Meet Tracey Weisberg, MD

Sep 07, 2018

Immediate past president and lead physician at New England Cancer Specialists; ASCO Board of Directors member; immediate past chair of the State Affiliate Council; Clinical Practice Guidelines Committee Board liaison; member of White and Brown Bagging Committee, ASCO-CAP ER-PR Testing Committee, ASCO Oncology Practice Conference Planning Committee, MACRA Speakers Group, CPCs Payment Reform Implementation Workgroup, Strategic Planning Task Force, CancerLinQ Physician Advisory Committee, and Practice Guidelines Implementation Network (PGIN).

What led you to oncology?

TW: Two factors really led me to oncology. One was a patient experience and the second was a mentor. The patient experience was my first patient on the Klingenstein Pavilion at Mount Sinai Medical Center. She was a 26-year-old pregnant woman with acute myeloid leukemia and I was her intern. I knew from that moment that I wanted to take care of people with cancer.

The mentor was Carol Portlock, MD, who at the time was at Yale Medical Oncology. I heard her speak at a grand rounds and I decided then and there that this would be my field of choice. I did my fellowship at Yale and had an opportunity to work with Dr. Portlock.

What is the last book you read?

TW: Beneath a Scarlet Sky by Mark T. Sullivan. This is a fabulous historical fiction story about courage and devotion from the point of view of a young Italian man. My husband and I both had an opportunity to meet the author and the main character in the book is still alive.

What hobbies do you enjoy?

TW: Over the years there has not been a lot of time to cultivate hobbies. I do love doing international medicine and have traveled three times to Peru on primary care missions, and once to Bangladesh. I love reading, playing golf, and hanging out with friends.

Do you have a personal motto?

TW: Never give up.

What career could you see yourself in if you were not an oncologist?

TW: I would love to have studied multiple languages and worked at the United Nations or the State Department.

What changes do you envision in the field for the next 10 years?
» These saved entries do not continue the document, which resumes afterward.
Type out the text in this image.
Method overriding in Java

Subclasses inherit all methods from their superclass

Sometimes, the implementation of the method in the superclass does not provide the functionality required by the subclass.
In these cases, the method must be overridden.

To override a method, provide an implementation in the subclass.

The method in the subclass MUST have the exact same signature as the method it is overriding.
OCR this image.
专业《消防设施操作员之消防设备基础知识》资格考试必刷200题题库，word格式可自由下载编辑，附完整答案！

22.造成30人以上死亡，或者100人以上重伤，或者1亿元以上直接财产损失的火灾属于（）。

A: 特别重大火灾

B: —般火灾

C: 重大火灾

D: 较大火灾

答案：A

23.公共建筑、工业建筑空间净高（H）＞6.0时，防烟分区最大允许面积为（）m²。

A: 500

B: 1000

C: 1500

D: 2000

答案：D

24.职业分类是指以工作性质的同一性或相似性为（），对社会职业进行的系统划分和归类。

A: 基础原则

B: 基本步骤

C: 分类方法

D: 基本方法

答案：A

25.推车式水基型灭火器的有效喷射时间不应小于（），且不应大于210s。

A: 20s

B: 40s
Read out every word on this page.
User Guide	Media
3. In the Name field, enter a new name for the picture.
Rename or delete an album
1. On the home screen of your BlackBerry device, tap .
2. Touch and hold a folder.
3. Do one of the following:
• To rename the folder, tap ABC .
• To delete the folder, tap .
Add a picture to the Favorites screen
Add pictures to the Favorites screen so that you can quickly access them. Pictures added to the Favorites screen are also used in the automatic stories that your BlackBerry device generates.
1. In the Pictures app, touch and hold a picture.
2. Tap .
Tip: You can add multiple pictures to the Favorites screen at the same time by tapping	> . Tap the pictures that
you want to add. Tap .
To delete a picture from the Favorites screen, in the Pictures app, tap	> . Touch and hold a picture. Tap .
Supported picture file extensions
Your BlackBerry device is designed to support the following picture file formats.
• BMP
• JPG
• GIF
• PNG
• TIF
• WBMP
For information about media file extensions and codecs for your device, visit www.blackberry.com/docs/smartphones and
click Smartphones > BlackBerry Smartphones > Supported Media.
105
TW: In oncology, we must come to some reconciliation about cost of care and access to valuable therapies. There needs to be solutions that can be a win/win for all involved, especially for patients, when it comes to accessing innovative pharmaceuticals and cancer care. Without great minds working together to develop these solutions, the innovation will continue, but will be blocked from most patients with cancer. This is already an issue in many parts of the world, and I would hate to see it truly be an issue in the United States.

What would you say to a young physician thinking about entering the field of oncology?

TW: Besides the selection of my husband, this was the single best decision of my life. I have had an opportunity to personally grow and, through that, impact many patients. I decided to remain in community oncology as I am more of a people person than a researcher. It has been exciting to watch certain parts of cancer care be enhanced so that patients can better tolerate treatments and have, in some cases, superb outcomes. It has been an honor to watch research mature, and then apply it in community cancer care and see the positive outcomes.